Berlin est une ville assez étrange. Vieux batiments, monuments et nouveaux buildings sont côte à côte au milieu d'un immense chantier.  Si les rues sont d'une propreté impeccable (surtout si on les compare à celles de Paris), il n'en est pas de même pour les immeubles, églises, musées, etc. La pollution des immenses avenues semble faire des ravages sur la pierre et le bronze. En une seule journée, je n'ai évidemment pas eu le temps de tout visiter. J'imagine qu'à l'instar des grandes capitales européennes, il faut passer plusieurs semaines pour s'immerger dans la vie de la cité.
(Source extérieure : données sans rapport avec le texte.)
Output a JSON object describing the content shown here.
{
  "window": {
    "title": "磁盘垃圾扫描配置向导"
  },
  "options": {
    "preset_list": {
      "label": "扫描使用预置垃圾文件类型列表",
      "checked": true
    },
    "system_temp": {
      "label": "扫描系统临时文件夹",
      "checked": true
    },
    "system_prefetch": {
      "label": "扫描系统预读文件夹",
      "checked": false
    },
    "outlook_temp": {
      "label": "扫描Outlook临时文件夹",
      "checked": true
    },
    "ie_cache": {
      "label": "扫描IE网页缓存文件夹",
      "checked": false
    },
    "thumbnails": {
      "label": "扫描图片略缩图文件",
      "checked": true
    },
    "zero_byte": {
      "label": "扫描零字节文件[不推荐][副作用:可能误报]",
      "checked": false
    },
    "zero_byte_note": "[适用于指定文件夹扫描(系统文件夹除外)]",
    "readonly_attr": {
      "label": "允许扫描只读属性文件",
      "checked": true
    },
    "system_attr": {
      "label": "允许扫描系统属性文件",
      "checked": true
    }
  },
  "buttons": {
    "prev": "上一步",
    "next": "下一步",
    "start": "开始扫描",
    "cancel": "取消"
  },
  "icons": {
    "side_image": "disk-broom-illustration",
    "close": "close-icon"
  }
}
Je me suis donc contenté d'une petite balade dans le quartier Mitte et l'île aux musées. J'ai vu dans cette dernière une très belle collection d'art archaique grec et romain. Le musée, extrêmement  bien conçu, offre un ensemble de galeries où l'on parcourt chronologiquement et géographiquement les sculptures, mosaïques, confections, etc. Malheureusement, les photos sont interdites et l'on m'oblige même à laisser mon sac à l'accueil. J'y ai redécouvert les mythes et légendes qui m'ont tant passionné durant mon enfance : Heracles, la guerre de Troie, le Sphinx de Thèbes... J'avais gardé un souvenir très "pur" de l'art grec : scènes de la vie quotidienne peintes sur des vases, sculptures de corps humains parfaits, textes gravés... Quelle surprise de découvrir des scènes orgiaques où s'en donnent à cœur joies des satyres pervers qui profitent de toutes sortes d'humains. Et puis, les artistes n'ont pas lésinés sur les détails ! Il y aurait presque de quoi faire rougir un réalisateur de pornos !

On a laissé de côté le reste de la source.